Commentary: Deal will slow the growth of solar energy in Utah

Francisco Kjolseth | The Salt Lake Tribune Tracy Aviary shows off their new solar trees in the flamingo habitat as Rocky Mountain Power hosts a tours to tout its Blue Sky clean energy program.

The new solar agreement between Utah Gov. Gary Herbert and Rocky Mountain Power is all RMP. Despite other “stakeholders” at the table, RMP, owned by Warren Buffet, received everything it wanted. Just by threatening higher costs on solar customers, RMP has succeeded in curbing the growth of solar in our state and gained new advantage over the industry with new rules of the game.

The solar industry is growing 15 times faster than the national average. But not in Utah, RMP’s idle threats of higher solar rates has stunted the growth of Utah’s solar industry to 12 percent in the first six months of 2017.

Utah’s solar industry could have doubled this year. Lost to Utah are thousands of jobs and hundreds of millions of dollars that could have flowed into Utah. New money to the state comes in two ways from every solar job. You get to keep your tax dollars right at home financing a family asset. And thousands of dollars in state and federal taxes can be used to purchase an income generating solar system. The dollars to finance a solar project are from a third party lender, usually out-of-state. These loans are out-of-state money invested in Utah. We all win.

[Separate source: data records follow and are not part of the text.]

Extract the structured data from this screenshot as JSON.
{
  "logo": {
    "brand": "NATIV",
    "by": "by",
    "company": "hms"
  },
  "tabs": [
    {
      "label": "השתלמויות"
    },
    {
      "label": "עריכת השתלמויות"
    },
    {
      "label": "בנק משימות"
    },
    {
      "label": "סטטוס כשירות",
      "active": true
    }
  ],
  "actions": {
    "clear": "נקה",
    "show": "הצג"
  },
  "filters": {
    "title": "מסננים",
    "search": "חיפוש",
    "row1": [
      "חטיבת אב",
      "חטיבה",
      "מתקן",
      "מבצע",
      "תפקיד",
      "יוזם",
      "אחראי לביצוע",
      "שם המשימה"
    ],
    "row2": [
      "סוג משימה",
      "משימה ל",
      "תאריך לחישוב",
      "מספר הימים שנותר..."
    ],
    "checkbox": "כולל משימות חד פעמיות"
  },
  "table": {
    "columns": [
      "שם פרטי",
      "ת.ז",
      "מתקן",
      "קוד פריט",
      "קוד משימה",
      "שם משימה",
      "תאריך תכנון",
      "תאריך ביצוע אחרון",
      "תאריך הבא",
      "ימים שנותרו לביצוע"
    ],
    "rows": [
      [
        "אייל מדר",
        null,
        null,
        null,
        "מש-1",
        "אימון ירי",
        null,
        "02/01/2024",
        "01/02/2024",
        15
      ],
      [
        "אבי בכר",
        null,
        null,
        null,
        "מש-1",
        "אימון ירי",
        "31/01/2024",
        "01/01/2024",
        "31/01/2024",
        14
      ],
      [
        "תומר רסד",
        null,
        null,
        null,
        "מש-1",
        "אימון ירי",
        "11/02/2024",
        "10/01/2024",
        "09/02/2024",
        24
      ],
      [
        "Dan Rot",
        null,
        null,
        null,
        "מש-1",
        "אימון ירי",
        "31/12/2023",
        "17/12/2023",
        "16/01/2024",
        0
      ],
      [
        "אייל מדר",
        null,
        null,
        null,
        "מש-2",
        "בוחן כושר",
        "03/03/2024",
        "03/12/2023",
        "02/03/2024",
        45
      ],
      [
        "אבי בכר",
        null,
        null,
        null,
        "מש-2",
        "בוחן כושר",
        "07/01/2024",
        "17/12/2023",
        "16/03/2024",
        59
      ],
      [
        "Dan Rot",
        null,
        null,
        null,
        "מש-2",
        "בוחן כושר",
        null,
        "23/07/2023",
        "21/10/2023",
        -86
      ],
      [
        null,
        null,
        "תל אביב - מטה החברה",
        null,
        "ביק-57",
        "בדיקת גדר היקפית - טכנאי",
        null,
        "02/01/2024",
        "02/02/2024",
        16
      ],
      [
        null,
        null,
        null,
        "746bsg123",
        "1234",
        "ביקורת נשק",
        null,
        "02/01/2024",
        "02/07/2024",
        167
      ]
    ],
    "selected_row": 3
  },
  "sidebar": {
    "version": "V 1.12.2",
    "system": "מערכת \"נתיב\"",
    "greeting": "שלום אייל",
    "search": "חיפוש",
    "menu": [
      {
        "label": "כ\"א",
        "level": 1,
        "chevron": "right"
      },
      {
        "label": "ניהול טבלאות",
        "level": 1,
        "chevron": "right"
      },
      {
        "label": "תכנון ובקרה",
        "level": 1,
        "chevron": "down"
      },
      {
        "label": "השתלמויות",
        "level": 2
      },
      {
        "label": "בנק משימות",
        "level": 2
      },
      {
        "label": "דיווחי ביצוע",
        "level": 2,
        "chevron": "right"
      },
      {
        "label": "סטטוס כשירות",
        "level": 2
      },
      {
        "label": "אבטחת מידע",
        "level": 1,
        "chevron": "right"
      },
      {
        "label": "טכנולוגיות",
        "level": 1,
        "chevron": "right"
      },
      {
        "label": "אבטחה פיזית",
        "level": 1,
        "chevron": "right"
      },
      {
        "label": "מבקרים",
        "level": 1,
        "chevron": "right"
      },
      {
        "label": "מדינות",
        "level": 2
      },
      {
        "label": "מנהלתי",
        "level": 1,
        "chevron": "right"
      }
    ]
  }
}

This shortsighted settlement forces our entire solar industry, including 4.400 Utah jobs, into a two-month deadline, on Nov. 15. Never in history has an industry had to respond so quickly to such tumult. The goal was to depress our growing clean energy industry and make new rules in the utilities’ favor.

The solar industry now has a limit on how many years we are allowed to be connected to the grid at a fixed price (18 years, if before Nov. 15, only 15 years after Nov. 15).This agreement does not settle the long-term issue of setting the value of solar energy.

Now we will have a three-year transition period to study what we already know, that solar is worth at least 14 cents/kiloWatt hour (kWh). We know solar has a value of at least 14 cents/kWh, because that’s what RMP charges for clean energy in its Subscriber Solar and Blue Sky programs.

Negotiators to this agreement were under a gag order throughout the talks, and still remain silent to the press. The Utah Solar Energy Association (utsolar.org), representing 26 of Utah’s 90 solar companies, signed on to this agreement. Our states’ largest solar companies, such as Vivint Solar, sPower, Hunt Electric and Intermountain Wind and Solar, all do most of their work out of state.

Utah Clean Energy and Heal Utah are also signers to this agreement. The Sierra Club, which put upwards of $150,000 into this fight with Rocky Mountain Power over two years, will remain neutral, so not to upset the locals’ efforts.

This solar agreement was just announced Aug. 28. The Utah Public Service Commission decided to accept this settlement as law on Sept. 30. The agreement calls for a little known cap on total solar installed at 170MW for residences and schedule 23 (small solar farms). And only 70 MW of commercial solar could be installed during the three-year transition period. This docket was supposed to be residential only. How can you make new rules on commercial projects without prior discussion?

We should be encouraging people to invest in solar. Solar buyers are building part of our new clean and smart grid with their own money. They are the heroes, not Rocky Mountain Power. RMP is still at least 60 percent coal powered. There is still no severance tax on coal in Utah, unique among all our neighboring states of both political parties.

Utahns want cleaner energy, period. That’s a great value.

Rocky Mountain Power should pay solar customers for their excess power (generating more power than you use), not engage in uncompensated confiscation at the end of every year. We should be encouraging energy investments by Utahns, especially if there is an electric car in their future.

Alan Naumann, West Valley City, is sales manager with Rocky Mountain Renewable Energy. He does not speak for the company. He has been in the solar industry in Utah since 2009, holds a master’s degree in economics and is the archivist for the Rural Utah Jobs Through Solar study due out by the end of the year.